Take Stock of Your Life and Prioritize
Sgt. Gerry Velona of the Los Angeles County Sheriff's Department notes that getting one's ducks in a row on the home front allows an officer to conduct himself more constructively at work. Prioritizing what is important in life is what it boils down to.
"If you want to be a better copper, you better take care of your family," Velona says. "Because no matter what the department tells you, it's not going to do that for you. You don't want to do things that'll jeopardize your family, your home, or your career. That's not what being a better cop is about."
Lou Olivier believes that by not only spending time with your family, but being actively engaged in interests external to law enforcement, you actually improve your ability to do the job.
Keep Your Perspective
As noted many times by POLICE Magazine columnist Dave Smith, cops can be single minded when the chase is on. We can be kind of like dogs chasing prey. We're going to get it no matter what.
That instinct can be good when it's needed. But it can be dangerous to your career and even your life, if you lose perspective. In other words, make sure that who and what you are chasing is worth the chase.
Velona puts it this way: "I always had TOs who would tell me that we're going to do the right thing for the right reason in the right way. If the bad guy gets away this time, that's fine. We'll see him again. That little $20 rock of dope is not worth how you take care of your future ex-wife and children. End of story."
Remember, You Don't Know It All
There's an old saying that the beginning of wisdom is to realize that you don't know and can't know everything. That applies to police work as much as it applies to anything else.
"The hardest part is to look at one's self," notes Weidhase. "At five years on the job, the mantle of invincibility and the belief that somebody knows everything dissipates. Hopefully, that leads to the realization that you don't ever stop the learning experience. By stepping back and intellectualizing your job and your role as a law enforcement officer you become realistic: Just what can you accomplish?"
The stereotype is that cops fresh out of the academy think they know everything and think they are invincible. But Weidhase says it's the transitional veteran who starts to feel like he or she is God's gift to law enforcement.

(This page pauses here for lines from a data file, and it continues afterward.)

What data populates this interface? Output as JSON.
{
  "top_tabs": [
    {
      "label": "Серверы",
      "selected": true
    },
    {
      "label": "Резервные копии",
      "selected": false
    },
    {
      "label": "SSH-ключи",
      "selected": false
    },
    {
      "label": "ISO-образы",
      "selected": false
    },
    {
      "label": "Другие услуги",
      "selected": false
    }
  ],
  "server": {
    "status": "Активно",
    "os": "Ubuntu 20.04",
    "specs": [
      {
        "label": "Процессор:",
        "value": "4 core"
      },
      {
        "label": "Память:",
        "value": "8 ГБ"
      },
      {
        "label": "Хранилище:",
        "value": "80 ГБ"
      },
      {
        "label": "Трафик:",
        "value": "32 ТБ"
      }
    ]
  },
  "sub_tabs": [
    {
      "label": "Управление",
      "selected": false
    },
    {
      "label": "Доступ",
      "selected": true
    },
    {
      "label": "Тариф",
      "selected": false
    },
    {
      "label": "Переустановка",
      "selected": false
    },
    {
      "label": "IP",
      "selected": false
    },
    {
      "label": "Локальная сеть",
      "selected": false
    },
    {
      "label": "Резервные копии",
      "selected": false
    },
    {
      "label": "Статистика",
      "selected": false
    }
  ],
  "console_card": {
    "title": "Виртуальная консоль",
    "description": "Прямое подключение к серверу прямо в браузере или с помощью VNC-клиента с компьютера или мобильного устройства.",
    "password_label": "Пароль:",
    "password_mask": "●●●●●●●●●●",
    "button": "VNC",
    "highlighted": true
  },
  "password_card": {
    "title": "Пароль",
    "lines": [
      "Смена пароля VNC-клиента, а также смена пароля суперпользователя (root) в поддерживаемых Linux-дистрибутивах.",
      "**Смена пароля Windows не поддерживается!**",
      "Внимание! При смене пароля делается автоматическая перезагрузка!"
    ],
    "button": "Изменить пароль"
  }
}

"Way too many guys with three or four years on the job don't draw on their resources," Weidhase says. "You think you can conquer the world, and then you get your lumps, your failures.
"The catalyst for the change comes when the rookie-which is what I call anybody up to their fifth year of service-realizes that the rigid model taught in the academy does not always work and starts applying his or her intellect to each situation. You eventually come to the realization that there are different ways of doing things. And you start exploiting them."

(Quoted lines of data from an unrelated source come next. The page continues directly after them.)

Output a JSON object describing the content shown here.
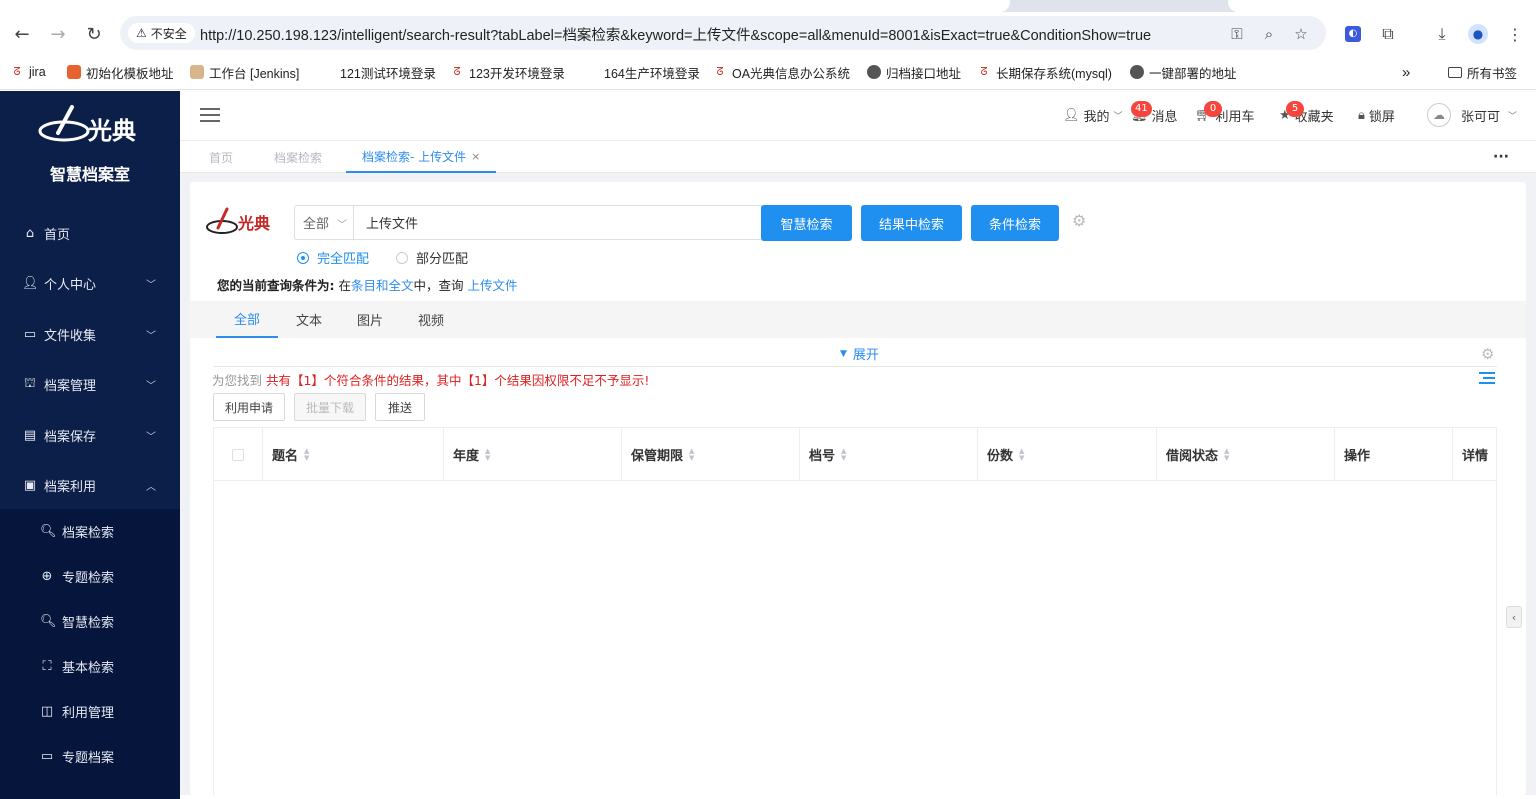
{
  "browser": {
    "security_label": "不安全",
    "url": "http://10.250.198.123/intelligent/search-result?tabLabel=档案检索&keyword=上传文件&scope=all&menuId=8001&isExact=true&ConditionShow=true",
    "bookmarks": [
      {
        "label": "jira"
      },
      {
        "label": "初始化模板地址"
      },
      {
        "label": "工作台 [Jenkins]"
      },
      {
        "label": "121测试环境登录"
      },
      {
        "label": "123开发环境登录"
      },
      {
        "label": "164生产环境登录"
      },
      {
        "label": "OA光典信息办公系统"
      },
      {
        "label": "归档接口地址"
      },
      {
        "label": "长期保存系统(mysql)"
      },
      {
        "label": "一键部署的地址"
      }
    ],
    "all_bookmarks": "所有书签"
  },
  "sidebar": {
    "logo_text": "光典",
    "app_title": "智慧档案室",
    "items": [
      {
        "label": "首页",
        "icon": "home-icon"
      },
      {
        "label": "个人中心",
        "icon": "user-icon"
      },
      {
        "label": "文件收集",
        "icon": "folder-icon"
      },
      {
        "label": "档案管理",
        "icon": "bank-icon"
      },
      {
        "label": "档案保存",
        "icon": "archive-icon"
      },
      {
        "label": "档案利用",
        "icon": "doc-icon"
      }
    ],
    "sub_items": [
      {
        "label": "档案检索",
        "icon": "search-icon"
      },
      {
        "label": "专题检索",
        "icon": "target-icon"
      },
      {
        "label": "智慧检索",
        "icon": "search-icon"
      },
      {
        "label": "基本检索",
        "icon": "scan-icon"
      },
      {
        "label": "利用管理",
        "icon": "book-icon"
      },
      {
        "label": "专题档案",
        "icon": "folder-icon"
      }
    ]
  },
  "header": {
    "mine": "我的",
    "messages": {
      "label": "消息",
      "count": "41"
    },
    "cart": {
      "label": "利用车",
      "count": "0"
    },
    "favorites": {
      "label": "收藏夹",
      "count": "5"
    },
    "lock": "锁屏",
    "user": "张可可"
  },
  "tags": {
    "home": "首页",
    "archive_search": "档案检索",
    "current": "档案检索- 上传文件"
  },
  "search": {
    "logo_text": "光典",
    "scope": "全部",
    "keyword": "上传文件",
    "btn_smart": "智慧检索",
    "btn_in_result": "结果中检索",
    "btn_condition": "条件检索",
    "radio_exact": "完全匹配",
    "radio_partial": "部分匹配"
  },
  "condition": {
    "label": "您的当前查询条件为:",
    "pre": " 在",
    "scope": "条目和全文",
    "mid": "中，查询 ",
    "keyword": "上传文件"
  },
  "type_tabs": [
    "全部",
    "文本",
    "图片",
    "视频"
  ],
  "expand_label": "展开",
  "result": {
    "prefix": "为您找到 ",
    "message": "共有【1】个符合条件的结果，其中【1】个结果因权限不足不予显示!"
  },
  "actions": {
    "apply": "利用申请",
    "batch_download": "批量下载",
    "push": "推送"
  },
  "table": {
    "columns": [
      "题名",
      "年度",
      "保管期限",
      "档号",
      "份数",
      "借阅状态",
      "操作",
      "详情"
    ]
  }
}
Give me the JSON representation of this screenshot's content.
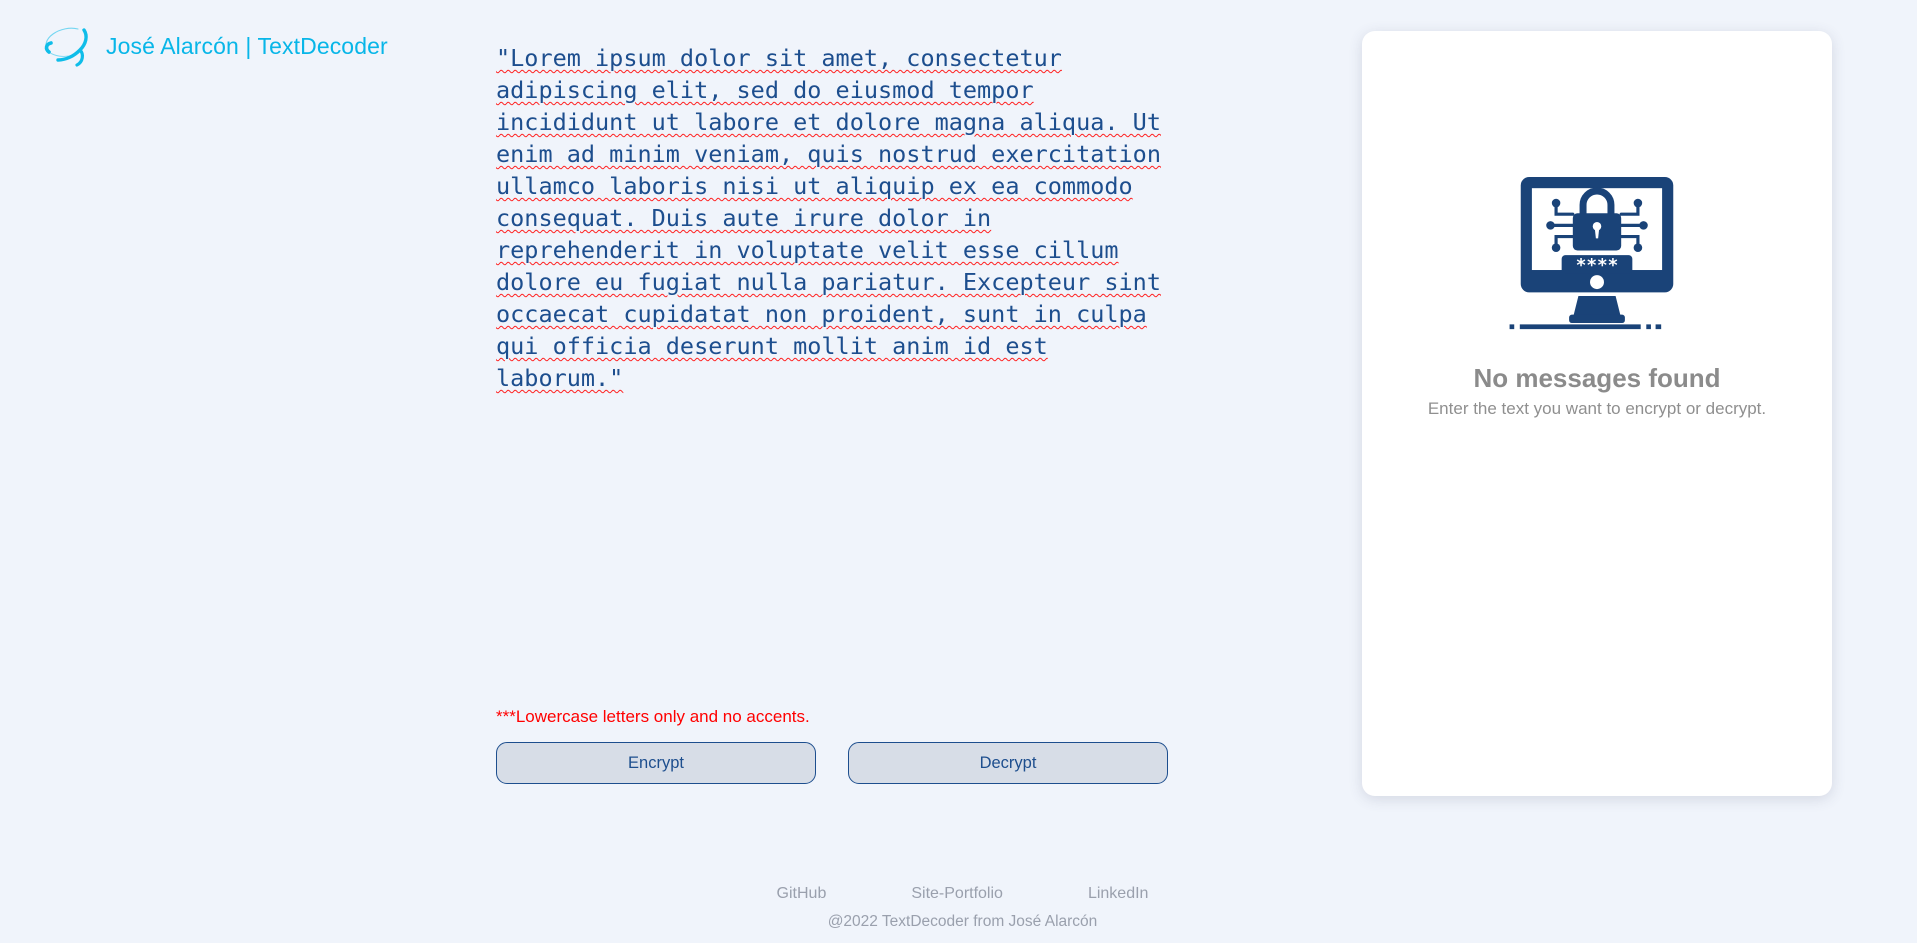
{
  "header": {
    "logo_icon": "swoosh-orbit-logo",
    "brand_title": "José Alarcón | TextDecoder",
    "brand_color": "#08b6e8"
  },
  "editor": {
    "input_name": "message-textarea",
    "placeholder": "Enter your text here",
    "value": "\"Lorem ipsum dolor sit amet, consectetur adipiscing elit, sed do eiusmod tempor incididunt ut labore et dolore magna aliqua. Ut enim ad minim veniam, quis nostrud exercitation ullamco laboris nisi ut aliquip ex ea commodo consequat. Duis aute irure dolor in reprehenderit in voluptate velit esse cillum dolore eu fugiat nulla pariatur. Excepteur sint occaecat cupidatat non proident, sunt in culpa qui officia deserunt mollit anim id est laborum.\"",
    "text_color": "#1d4e8e"
  },
  "warning": {
    "text": "***Lowercase letters only and no accents.",
    "color": "#ff0000"
  },
  "actions": {
    "encrypt_label": "Encrypt",
    "decrypt_label": "Decrypt",
    "button_bg": "#d7dde7",
    "button_border": "#1d4e8e"
  },
  "result_panel": {
    "illustration_icon": "monitor-padlock-password-icon",
    "illustration_color": "#1a4378",
    "empty_title": "No messages found",
    "empty_subtitle": "Enter the text you want to encrypt or decrypt.",
    "card_bg": "#ffffff",
    "text_color": "#8b8b8b"
  },
  "footer": {
    "links": [
      {
        "label": "GitHub"
      },
      {
        "label": "Site-Portfolio"
      },
      {
        "label": "LinkedIn"
      }
    ],
    "copyright": "@2022 TextDecoder from José Alarcón",
    "text_color": "#9aa0ad"
  },
  "page": {
    "background": "#f0f4fb"
  }
}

Velona echoes Weidhase's sentiments.
"The day you think you've learned it all, hang it up, because you're going to hurt someone."
Take your time to pick your fellow officers' brains. Not just the old guys, but the young guys, too. Years before they became staples of investigative dramas, I learned from a younger deputy how criminals were using prepaid phones to coordinate their various illegalities. Everybody has knowledge that you can use.